At Armada, Spencer developed a better Korean skin analysis model — it tells you what colors look best with your skin color. Genuinely, really really good product. All the girls deadass said they would've paid for it. I lowkey might have too (I'm cool winter). But Spencer said he wanted to open source it. Off pure knee jerk, cigar smoking, freedom units measuring, capitalistic instinct, I said No! Spencer wanted to open source because he tried looking for a good free color analysis tool, but couldn't find one. He especially hated how all the good ones cost money —> he wanted to solve his own problem.
However, there isn't much overlap between the type of people into Korean skincare undertone color matching analysis and the people who sift github repos for fun. Realistic best case: ~100 people try Spencer's model. Meanwhile there are a dozen color analysis apps printing +50k MRR but are just GPT wrappers not even a custom trained model that delivers actual good results like Spencer's.
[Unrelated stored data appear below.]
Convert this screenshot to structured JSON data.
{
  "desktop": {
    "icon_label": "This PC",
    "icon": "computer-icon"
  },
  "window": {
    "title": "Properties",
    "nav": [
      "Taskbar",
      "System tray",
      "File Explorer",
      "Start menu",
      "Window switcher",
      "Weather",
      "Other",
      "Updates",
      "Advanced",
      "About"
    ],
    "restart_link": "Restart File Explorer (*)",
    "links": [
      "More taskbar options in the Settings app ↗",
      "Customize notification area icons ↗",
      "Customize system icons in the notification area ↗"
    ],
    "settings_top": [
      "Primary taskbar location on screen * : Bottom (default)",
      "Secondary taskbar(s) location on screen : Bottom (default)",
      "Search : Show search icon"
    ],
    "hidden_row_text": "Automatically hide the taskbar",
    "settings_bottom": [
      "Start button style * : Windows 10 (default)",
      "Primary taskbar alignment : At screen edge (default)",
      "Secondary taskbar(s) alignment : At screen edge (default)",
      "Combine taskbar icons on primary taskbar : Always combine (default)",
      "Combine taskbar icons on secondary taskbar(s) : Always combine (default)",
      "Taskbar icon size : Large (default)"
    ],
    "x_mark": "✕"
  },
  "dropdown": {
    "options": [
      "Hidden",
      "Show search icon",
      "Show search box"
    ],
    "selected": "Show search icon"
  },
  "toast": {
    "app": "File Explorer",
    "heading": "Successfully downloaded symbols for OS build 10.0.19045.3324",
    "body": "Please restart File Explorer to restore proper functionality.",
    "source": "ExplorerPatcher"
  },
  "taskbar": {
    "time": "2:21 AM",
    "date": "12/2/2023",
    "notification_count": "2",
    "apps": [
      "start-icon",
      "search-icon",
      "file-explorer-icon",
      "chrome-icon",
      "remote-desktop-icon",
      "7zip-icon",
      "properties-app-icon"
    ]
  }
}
            Obvious retort: Why would a superior free product only get 100 users and an inferior paid product get tens of thousands of monthly downloads? This occurs because distribution matters more than product for most consumer companies. Take CalAI for example — made by a 17 year old boy and a dude who got no internships or job offers in/out of college. CalAI is a GPT wrapper that guesstimates how many calories are in your food — it generates over $2M and +500k downloads every month. There exist many free CalAI carbon copies that have less than 100 downloads. The difference between the two apps is not product but rather distribution. When an app monetizes verus is free, the monetized app can use its profits to supercharge its marketing while a free app's growth will be left behind. This becomes cyclical as paid apps get more users and use that money to get even more users and money → leading to CalAI type disparities
Given:
            1. Spencer's model delivers superior results than the GPT wrappers printing +50k/mo
            2. (assuming similiar product) Apps that charge money obtain more users than free apps because the monetized app will win on marketing
I'd say it is (morally) better that everyone currently paying for the GPT wrapper to rather pay for Spencer's model. Also, I'd say that the benefit to the hundreds of thousands of GPT wrapper users is better than 100 people using Spencer's model for free.
Which is why (assuming capitalism), in most cases, monetization is the most moral behavior.